Maude might’ve had an abortion on TV at the time, but there still wasn’t a call for male babysitters—sexism!—and it wasn’t easy convincing young parents that I was qualified to feed, read stories, and tuck in their progeny. My salesmanship won the day—although I’d sometimes have to go into double-drive after some transgression caused a temporary cessation of duties and get the assignment back. I did endure the ribbing of my buddies for taking a “chick’s” job (not that they minded raiding the liquor cabinets when stopping by to do homework together), but it was really pretty easy work. I didn’t care much for settling down crying babies, but there was only one of them in the 10 or so kids I minded.
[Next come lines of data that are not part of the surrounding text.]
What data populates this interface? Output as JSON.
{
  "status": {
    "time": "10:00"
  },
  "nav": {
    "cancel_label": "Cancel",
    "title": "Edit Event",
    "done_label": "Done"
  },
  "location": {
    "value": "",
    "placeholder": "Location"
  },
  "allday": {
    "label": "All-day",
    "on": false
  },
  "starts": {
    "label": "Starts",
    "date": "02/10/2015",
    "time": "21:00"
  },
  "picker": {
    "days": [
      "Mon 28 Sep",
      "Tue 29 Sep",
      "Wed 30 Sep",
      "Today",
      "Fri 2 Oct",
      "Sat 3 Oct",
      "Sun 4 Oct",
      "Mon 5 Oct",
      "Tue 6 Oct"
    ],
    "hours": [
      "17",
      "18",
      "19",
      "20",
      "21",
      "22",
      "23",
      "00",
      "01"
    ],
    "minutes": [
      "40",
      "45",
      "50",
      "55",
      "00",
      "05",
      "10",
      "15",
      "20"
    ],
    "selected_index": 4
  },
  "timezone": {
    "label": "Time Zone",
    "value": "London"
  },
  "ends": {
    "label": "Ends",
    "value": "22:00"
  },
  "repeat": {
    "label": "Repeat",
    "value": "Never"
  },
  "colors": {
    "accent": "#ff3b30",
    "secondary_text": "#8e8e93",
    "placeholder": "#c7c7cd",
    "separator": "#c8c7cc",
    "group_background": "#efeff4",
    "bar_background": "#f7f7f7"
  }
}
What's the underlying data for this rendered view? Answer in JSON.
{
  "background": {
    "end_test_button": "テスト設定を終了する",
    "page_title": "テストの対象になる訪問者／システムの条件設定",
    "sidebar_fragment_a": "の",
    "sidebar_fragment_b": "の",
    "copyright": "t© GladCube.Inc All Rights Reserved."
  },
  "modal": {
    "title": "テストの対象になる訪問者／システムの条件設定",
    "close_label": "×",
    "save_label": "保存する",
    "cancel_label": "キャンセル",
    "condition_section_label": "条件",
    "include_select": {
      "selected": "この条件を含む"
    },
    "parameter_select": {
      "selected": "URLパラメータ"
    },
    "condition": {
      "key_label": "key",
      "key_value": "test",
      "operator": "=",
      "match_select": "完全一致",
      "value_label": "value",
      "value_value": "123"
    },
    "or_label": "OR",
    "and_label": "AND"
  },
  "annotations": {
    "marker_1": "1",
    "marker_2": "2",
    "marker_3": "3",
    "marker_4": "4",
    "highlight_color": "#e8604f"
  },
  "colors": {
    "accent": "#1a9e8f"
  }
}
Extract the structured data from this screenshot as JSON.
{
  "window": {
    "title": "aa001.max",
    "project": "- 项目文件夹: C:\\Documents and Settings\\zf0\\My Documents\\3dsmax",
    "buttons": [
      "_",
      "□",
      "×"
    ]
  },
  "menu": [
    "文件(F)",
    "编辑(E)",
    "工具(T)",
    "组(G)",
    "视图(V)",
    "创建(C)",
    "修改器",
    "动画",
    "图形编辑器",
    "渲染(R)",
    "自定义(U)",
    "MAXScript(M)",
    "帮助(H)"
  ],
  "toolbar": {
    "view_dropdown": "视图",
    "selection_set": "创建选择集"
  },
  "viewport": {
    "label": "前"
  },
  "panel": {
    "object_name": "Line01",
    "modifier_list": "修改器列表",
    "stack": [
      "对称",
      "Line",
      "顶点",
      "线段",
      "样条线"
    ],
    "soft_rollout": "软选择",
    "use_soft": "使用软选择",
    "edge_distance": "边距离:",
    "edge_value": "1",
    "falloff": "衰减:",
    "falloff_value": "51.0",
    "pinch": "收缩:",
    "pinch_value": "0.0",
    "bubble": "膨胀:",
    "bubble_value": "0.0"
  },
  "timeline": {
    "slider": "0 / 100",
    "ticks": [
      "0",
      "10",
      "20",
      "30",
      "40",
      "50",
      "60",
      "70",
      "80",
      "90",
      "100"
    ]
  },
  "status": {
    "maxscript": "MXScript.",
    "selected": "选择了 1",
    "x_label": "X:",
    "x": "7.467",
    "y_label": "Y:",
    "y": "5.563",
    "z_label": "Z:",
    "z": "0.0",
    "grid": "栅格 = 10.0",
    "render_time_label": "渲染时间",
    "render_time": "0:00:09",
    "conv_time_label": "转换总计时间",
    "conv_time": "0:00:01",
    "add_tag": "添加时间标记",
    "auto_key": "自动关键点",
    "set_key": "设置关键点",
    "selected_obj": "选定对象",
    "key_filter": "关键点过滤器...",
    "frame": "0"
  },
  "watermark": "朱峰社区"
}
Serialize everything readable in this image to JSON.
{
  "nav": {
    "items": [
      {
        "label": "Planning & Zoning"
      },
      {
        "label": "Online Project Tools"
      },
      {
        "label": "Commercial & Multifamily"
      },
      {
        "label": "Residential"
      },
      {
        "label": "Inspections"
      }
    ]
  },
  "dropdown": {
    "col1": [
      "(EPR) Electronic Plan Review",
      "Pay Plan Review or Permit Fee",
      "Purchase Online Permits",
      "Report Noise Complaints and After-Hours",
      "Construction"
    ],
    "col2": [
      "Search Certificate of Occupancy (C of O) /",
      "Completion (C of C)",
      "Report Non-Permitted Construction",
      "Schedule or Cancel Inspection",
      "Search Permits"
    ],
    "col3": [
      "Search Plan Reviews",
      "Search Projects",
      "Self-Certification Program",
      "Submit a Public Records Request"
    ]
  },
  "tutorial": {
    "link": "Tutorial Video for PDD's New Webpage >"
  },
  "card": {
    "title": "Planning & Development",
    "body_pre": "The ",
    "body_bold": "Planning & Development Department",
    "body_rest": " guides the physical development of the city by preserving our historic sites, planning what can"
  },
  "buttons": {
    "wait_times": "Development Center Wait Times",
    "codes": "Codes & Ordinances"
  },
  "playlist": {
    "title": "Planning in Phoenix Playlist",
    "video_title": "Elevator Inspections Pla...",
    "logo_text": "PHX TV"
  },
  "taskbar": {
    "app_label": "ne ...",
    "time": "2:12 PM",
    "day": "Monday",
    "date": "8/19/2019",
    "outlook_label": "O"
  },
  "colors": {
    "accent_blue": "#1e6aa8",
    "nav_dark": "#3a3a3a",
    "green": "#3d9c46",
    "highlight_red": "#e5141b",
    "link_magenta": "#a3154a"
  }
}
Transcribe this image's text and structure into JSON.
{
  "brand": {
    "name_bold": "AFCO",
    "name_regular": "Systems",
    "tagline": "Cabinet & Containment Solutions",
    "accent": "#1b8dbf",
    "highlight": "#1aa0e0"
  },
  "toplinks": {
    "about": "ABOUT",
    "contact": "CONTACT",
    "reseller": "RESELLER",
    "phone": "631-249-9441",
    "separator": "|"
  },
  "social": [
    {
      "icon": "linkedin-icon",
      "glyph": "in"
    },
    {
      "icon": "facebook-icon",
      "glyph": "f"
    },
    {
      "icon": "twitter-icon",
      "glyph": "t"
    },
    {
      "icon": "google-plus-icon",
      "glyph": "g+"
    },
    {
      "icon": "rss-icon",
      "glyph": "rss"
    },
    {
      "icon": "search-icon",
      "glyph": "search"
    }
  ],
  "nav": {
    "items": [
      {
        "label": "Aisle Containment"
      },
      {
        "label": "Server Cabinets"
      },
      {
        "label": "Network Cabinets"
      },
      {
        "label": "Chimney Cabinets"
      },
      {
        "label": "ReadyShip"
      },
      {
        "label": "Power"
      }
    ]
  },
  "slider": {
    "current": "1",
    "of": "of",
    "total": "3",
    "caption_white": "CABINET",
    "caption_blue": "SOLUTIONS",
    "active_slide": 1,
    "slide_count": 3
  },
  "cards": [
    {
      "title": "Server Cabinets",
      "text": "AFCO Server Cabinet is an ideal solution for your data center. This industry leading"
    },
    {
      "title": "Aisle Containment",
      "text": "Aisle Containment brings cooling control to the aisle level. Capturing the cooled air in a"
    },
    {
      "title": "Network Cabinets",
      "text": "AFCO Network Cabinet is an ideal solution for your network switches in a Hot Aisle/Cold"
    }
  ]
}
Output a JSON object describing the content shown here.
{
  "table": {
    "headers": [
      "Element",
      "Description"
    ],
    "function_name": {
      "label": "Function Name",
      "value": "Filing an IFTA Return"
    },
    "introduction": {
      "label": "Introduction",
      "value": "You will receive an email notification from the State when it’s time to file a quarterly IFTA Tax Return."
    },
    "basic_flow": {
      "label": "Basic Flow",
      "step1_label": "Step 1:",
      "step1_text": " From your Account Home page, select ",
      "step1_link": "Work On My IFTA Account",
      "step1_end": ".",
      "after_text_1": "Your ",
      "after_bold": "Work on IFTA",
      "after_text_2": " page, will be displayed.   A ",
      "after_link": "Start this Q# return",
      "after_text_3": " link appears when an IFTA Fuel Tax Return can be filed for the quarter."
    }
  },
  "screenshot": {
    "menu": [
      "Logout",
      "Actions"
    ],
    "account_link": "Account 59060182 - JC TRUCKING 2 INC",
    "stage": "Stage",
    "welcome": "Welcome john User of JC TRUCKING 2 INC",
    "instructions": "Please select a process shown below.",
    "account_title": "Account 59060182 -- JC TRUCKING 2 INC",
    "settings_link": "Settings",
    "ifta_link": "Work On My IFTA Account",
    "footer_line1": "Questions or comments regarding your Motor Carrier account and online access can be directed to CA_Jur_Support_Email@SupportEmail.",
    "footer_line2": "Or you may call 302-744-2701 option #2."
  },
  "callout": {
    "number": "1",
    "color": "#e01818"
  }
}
It was at this time that my parents were trying, with paltry success, to sell our beat-up house at 123 LaRue Dr. Makes sense: five kids tearing up the joint, my mom’s aversion to housekeeping, a basement that flooded every time there was a bad thunderstorm, and the real estate agent just threw up her arms. The house was on the market for 18 months, which meant my dad, who’d bought a car wash in Trenton, had to commute back and forth on weekends, and finally, in May of ’72 was sold to a newlywed couple for a measly $19,000, about the same as the purchase price in the early-1950s.
After high school was finished for the year, I joined my parents in Jersey, and never saw those kids again.